Rise of Saffron Power: Reflections on Indian Politics by Mujibur Rehman

Rise of Saffron Power: Reflections on Indian Politics by Mujibur Rehman

Author:Mujibur Rehman [Rehman, Mujibur]
Language: eng
Format: epub
ISBN: 9781138897274
Google: arBBswEACAAJ
Publisher: Routledge, Taylor & Francis Group
Published: 2018-11-15T00:02:40.183523+00:00


Implications for minorities

Since the Partition, collective violence against minorities has increased in frequency and intensity. With the rise of the saffron brigade, it has led to an immense loss of life and property, and always the weaker groups come off by far the worst. In 1992, the demolition of the Babri Masjid communal riots escalated across the country, reaching a climax with the pogrom of 2002 in Gujarat. Atrocities against Christians are frequent and far-flung: the Dangs in Gujarat, Kota in Rajasthan, Mangalore in Karnataka, and Kandhamal district in Odisha. To add to all this, random local attacks have only further escalated this politics of hate and revenge, of fear and mistrust.

The role of communal polarisation for electoral returns cannot be gainsaid (Berenschot 2011). Thus in 1984 the pogrom against the Sikhs that followed in the ground-shake after ‘a big tree’ fell helped Rajiv Gandhi to consolidate his hold on the party. The Shiv Sena–BPJ combine defeated the Congress in the election after the 1992–1993 riots in Mumbai. In 2002, the Godra incident provide an actionreaction sequence with the massacre of Muslims to establish the dominance of the BJP in the Gujarat and Modi’s pre-eminence in the party thereafter. The BJP has benefitted most by such inter-religious communal violence.

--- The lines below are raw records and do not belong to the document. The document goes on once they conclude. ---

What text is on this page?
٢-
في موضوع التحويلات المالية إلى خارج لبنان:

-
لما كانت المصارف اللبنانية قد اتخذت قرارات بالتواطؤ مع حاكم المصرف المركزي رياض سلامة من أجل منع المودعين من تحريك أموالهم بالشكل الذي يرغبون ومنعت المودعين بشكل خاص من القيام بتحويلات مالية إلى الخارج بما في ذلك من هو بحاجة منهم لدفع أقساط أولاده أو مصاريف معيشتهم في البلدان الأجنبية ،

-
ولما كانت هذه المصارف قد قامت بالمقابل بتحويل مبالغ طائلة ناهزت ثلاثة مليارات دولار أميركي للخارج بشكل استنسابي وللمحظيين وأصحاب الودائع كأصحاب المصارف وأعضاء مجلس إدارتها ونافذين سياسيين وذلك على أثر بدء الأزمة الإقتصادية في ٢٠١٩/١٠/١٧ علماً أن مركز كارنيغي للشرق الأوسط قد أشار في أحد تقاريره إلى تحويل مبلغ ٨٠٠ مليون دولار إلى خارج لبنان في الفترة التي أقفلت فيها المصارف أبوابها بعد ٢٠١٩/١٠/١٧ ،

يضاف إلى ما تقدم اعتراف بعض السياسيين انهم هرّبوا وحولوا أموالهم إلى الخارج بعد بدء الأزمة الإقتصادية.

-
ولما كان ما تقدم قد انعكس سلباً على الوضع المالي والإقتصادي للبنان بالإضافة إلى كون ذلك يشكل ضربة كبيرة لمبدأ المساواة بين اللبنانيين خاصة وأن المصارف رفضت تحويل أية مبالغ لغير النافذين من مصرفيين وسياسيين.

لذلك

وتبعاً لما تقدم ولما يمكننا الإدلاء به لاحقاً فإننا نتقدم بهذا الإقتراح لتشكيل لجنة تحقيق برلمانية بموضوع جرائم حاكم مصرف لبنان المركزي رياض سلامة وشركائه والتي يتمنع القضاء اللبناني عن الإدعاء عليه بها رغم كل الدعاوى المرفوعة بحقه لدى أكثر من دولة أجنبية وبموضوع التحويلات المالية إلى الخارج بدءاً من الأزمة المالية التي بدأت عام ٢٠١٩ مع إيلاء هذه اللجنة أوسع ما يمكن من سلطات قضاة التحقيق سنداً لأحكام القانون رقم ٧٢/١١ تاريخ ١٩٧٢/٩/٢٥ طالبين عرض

However, no party is above such a cynical use of communal violence when there are electoral returns to reap, for some the use of the communal card is more programmatic, like the BJP; for others it is more pragmatic, like the Congress. Thus Ashutosh Varshney finds that

Gujarat 2002 was different from Delhi 1984, only in that the Delhi violence was strategic, whereas the Gujarat pogrom were (sic) primarily ideological. Hindu nationalism is ideologically anti-Muslim, but Congress ideology has never been anti-Sikh.